Une nouvelle dynamique va également modifier les structures du capitalisme. L’intégration progressive de l’esthétique dans le capitalisme industriel, dans le courant du XXe siècle, va révéler de nouvelles perspectives.
Gilles Lipovetsky et Jean Serroy vont noter les « figures inaugurales » de ce capitalisme d’un nouveau type. Ainsi, ils voient les prémices avec l’ouverture des Grands magasins, sujet d’un des livres de Zola « Au bonheur des Dames ». Cette mise en scène des marchandises va aller de pair avec la part grandissante d’un commerce tourné vers le design.

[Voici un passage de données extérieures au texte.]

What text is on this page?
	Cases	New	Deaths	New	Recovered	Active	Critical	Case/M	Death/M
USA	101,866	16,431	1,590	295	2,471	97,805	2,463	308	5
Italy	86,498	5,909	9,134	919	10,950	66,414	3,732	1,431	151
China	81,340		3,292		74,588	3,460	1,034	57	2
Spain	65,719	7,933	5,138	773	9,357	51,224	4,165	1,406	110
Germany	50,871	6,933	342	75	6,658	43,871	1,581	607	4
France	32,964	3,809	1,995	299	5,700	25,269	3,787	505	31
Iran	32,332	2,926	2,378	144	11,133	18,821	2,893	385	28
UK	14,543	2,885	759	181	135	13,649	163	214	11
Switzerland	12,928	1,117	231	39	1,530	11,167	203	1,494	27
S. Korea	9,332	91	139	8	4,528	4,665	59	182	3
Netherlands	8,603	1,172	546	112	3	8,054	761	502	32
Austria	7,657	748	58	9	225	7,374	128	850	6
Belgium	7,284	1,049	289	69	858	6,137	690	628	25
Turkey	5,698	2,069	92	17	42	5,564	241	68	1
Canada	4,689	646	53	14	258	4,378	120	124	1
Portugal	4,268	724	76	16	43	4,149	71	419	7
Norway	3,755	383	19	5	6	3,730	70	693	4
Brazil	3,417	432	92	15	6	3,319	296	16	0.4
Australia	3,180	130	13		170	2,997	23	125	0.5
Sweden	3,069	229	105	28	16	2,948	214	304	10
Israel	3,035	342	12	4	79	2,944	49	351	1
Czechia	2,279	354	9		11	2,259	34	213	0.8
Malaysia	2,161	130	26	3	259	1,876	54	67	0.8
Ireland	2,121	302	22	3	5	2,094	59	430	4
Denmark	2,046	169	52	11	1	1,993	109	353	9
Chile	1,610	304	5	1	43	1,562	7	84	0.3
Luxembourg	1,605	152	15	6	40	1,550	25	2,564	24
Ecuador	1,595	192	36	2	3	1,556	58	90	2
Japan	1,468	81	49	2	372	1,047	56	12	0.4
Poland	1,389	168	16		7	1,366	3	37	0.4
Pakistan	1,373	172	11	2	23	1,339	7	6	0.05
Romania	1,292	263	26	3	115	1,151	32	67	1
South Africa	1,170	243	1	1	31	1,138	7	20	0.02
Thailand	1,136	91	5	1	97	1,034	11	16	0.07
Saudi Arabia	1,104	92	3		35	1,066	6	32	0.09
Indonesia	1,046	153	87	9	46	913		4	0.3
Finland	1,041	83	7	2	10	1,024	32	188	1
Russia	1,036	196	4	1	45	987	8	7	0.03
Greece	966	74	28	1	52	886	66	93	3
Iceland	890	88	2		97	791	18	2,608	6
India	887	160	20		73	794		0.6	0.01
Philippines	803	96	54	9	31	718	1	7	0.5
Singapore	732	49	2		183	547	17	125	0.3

Dès lors, l’ère de la consommation fordiste (une voiture identique pour tous) va laisser place à une recherche d’altérité et de différenciation des produits accentuant, également, l’individualisation des comportements.
Pour étayer leur propos, les auteurs usent d’exemples illustratifs permettant au lecteur d’intégrer des propos parfois complexes. Du cinéma à la publicité, ils traquent les aspects de ce capitalisme artiste. Le paysage urbain s’en trouve notamment affecté ; « Désormais, la ville elle-même s’emploie à se construire comme cité du loisir, de la consommation et du divertissement et ce, par un travail de réhabilitation et d’esthétisation du paysage urbain, par des opérations de piétonisation des centres et de réaménagement des berges fluviales, par des activités d’animation diverses, de mises en image et mises en lumière destinées à créer un environnent plus attractif et plus beau pour une clientèle de touristes et de consommateurs de loisirs. »
Au-delà de son environnement, l’individu va voir son rapport à la consommation modifié. Leur déconstruction du consommateur esthétique vise juste. Les auteurs s’emploient à répertorier les bouleversements dans les modes de consommation ainsi que les nouvelles valeurs morales véhiculées. La valorisation de la subjectivité de chacun, entraîne des stratégies d’apparence individuelle. Il en est ainsi, par exemple, des piercings ou des tatouages. « Là où autrefois la tradition fixait impérativement la manière dont le corps devait être marqué, c’est maintenant l’individu qui choisit de décorer sa peau en fonction de ses goûts, de ses envies, de ses rêves propres. » Dans cet exemple, la marginalité originelle a laissé place à une « mise en scène du corps ».
L’homo aestheticus, est également l’homo festivus cher à Philippe Muray. La fête n’est plus un moment de transgression contre l’autorité mais au contraire « une des formes de l’animation récréative propre aux sociétés de réjouissance illimitée ».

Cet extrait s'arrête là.